A2A Delivery Health

Agent-to-agent messaging used to be fire-and-forget at every hop: a threadline_send that reported success only meant the transport accepted the bytes — it said nothing about whether the peer ever processed the message. A message could vanish with both sides assuming it was delivered. A2A Delivery Health closes that gap.

What it does

Every outbound agent-to-agent message gets a durable delivery record with a lifecycle: awaiting-ack → acked → escalated | failed. A reply on the conversation thread counts as the acknowledgement — so it works with any peer today, with no protocol upgrade required (a normal reply is the proof of receipt). Each accepted inbound message also bumps the peer’s inbound-liveness clock.
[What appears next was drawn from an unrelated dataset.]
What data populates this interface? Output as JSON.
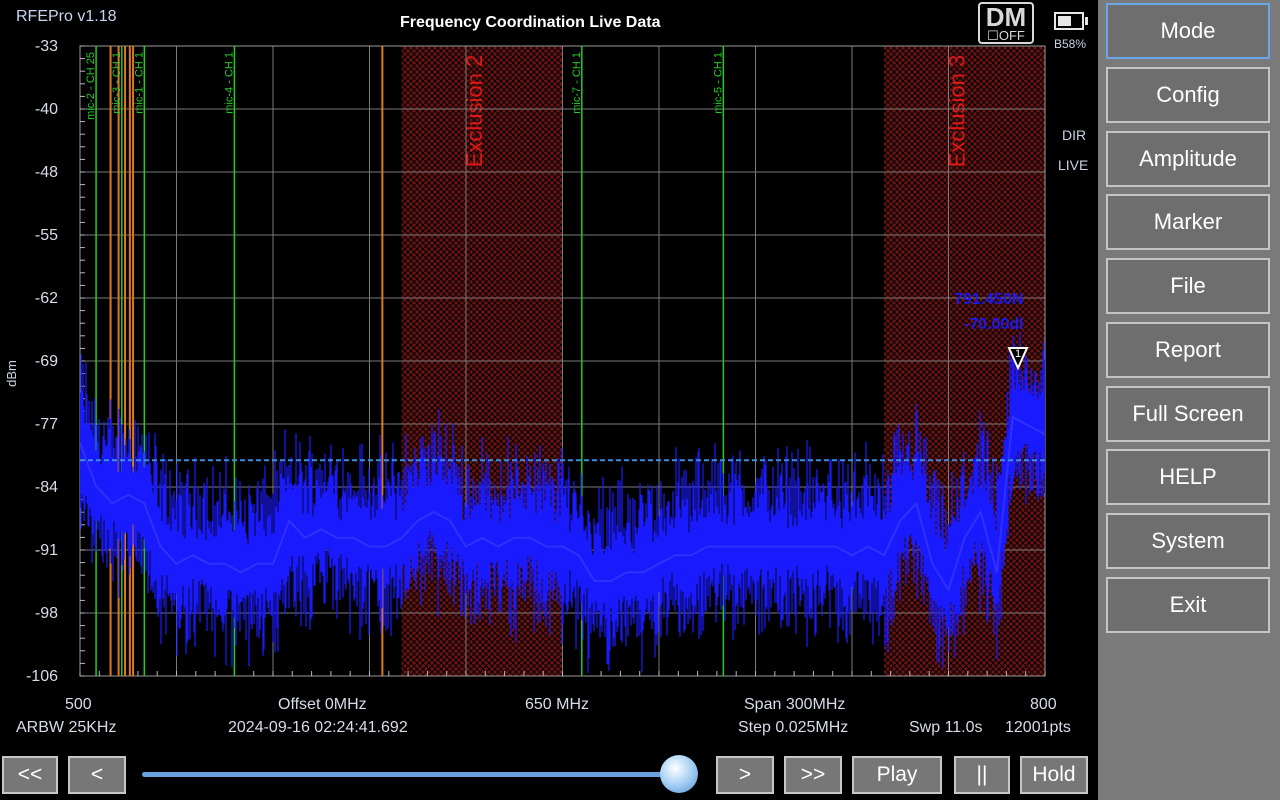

This turns “is my channel to a peer alive?” into a read instead of a guess: when you last reached them, when they last confirmed, when you last heard from them, how many messages are still pending, and whether the channel has gone stale.

How it works

The durable spine is threadline/A2ADeliveryTracker — a per-agent SQLite store (mirroring the proven MessageProcessingLedger substrate) that records every send (recordSent), every processed-acknowledgement (recordAck / the thread-keyed recordAckByThread), and every accepted inbound message (recordInboundFrom). It exposes peerHealth for the read surface and findOverdue as the work-list for the follow-on redelivery + escalation layer. The tracker is recording-only — it never gates or alters a send, so it physically cannot break delivery; if it failed, messages would send exactly as before.
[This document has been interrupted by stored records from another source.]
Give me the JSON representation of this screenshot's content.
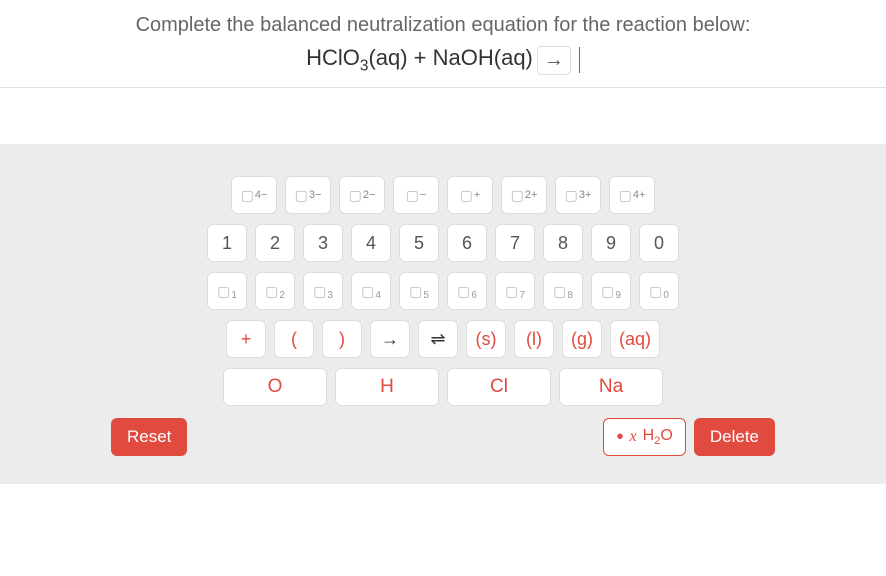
{
  "question": {
    "prompt": "Complete the balanced neutralization equation for the reaction below:",
    "lhs_html": "HClO<sub>3</sub>(aq) + NaOH(aq)",
    "arrow": "→"
  },
  "charges": [
    {
      "sup": "4−"
    },
    {
      "sup": "3−"
    },
    {
      "sup": "2−"
    },
    {
      "sup": "−"
    },
    {
      "sup": "+"
    },
    {
      "sup": "2+"
    },
    {
      "sup": "3+"
    },
    {
      "sup": "4+"
    }
  ],
  "digits": [
    "1",
    "2",
    "3",
    "4",
    "5",
    "6",
    "7",
    "8",
    "9",
    "0"
  ],
  "subscripts": [
    "1",
    "2",
    "3",
    "4",
    "5",
    "6",
    "7",
    "8",
    "9",
    "0"
  ],
  "ops": {
    "plus": "+",
    "lparen": "(",
    "rparen": ")",
    "arrow": "→",
    "equil": "⇌"
  },
  "states": [
    "(s)",
    "(l)",
    "(g)",
    "(aq)"
  ],
  "elements": [
    "O",
    "H",
    "Cl",
    "Na"
  ],
  "actions": {
    "reset": "Reset",
    "xh2o_prefix": "•",
    "xh2o_x": "x",
    "xh2o_label_html": "H<sub>2</sub>O",
    "delete": "Delete"
  }
}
The wiring records on both the cross-machine relay-ingest path (where the peer’s full routing fingerprint is in scope) and the same-machine relay-agent path, and the implicit ack is keyed on the conversation thread so it is robust to the peer identifying itself differently across transports.

API

Read-only observability under the local /threadline/ surface:

GET /threadline/peers/health — health for every peer: peerFp, peerName, lastSentAt, lastAckedAt, lastInboundAt, pendingCount, oldestPendingAgeMs, stale, plus a top-level staleCount.
GET /threadline/peers/:fp/health — the same record for a single peer fingerprint.

A non-zero staleCount (or stale: true for a peer) means a message has been awaiting acknowledgement past the threshold — the peer may be dark or unreachable, so check the relay and the peer’s address before assuming they are simply ignoring you.

Active recovery: the redelivery sentinel

Built on the tracker’s findOverdue work-list, monitoring/A2ARedeliverySentinel is the active-recovery layer. On a cadence it sweeps overdue (unacknowledged) messages and, for each one still under the attempt cap, re-sends it with exponential backoff — recovering the original body from the canonical outbox by message id. Once a message exhausts its attempts, the sentinel raises one aggregated attention item per dark peer (never one per message), so a peer that has gone offline or unreachable surfaces to the operator instead of failing silently.

It is recording-and-sending only — it holds no blocking authority and never alters a live send. Ships off by default (it re-sends and escalates); enable via monitoring.a2aRedelivery.enabled in .instar/config.json. The escalate-once guarantee is structural: a message marked escalated leaves the findOverdue work-list, so it is never re-escalated.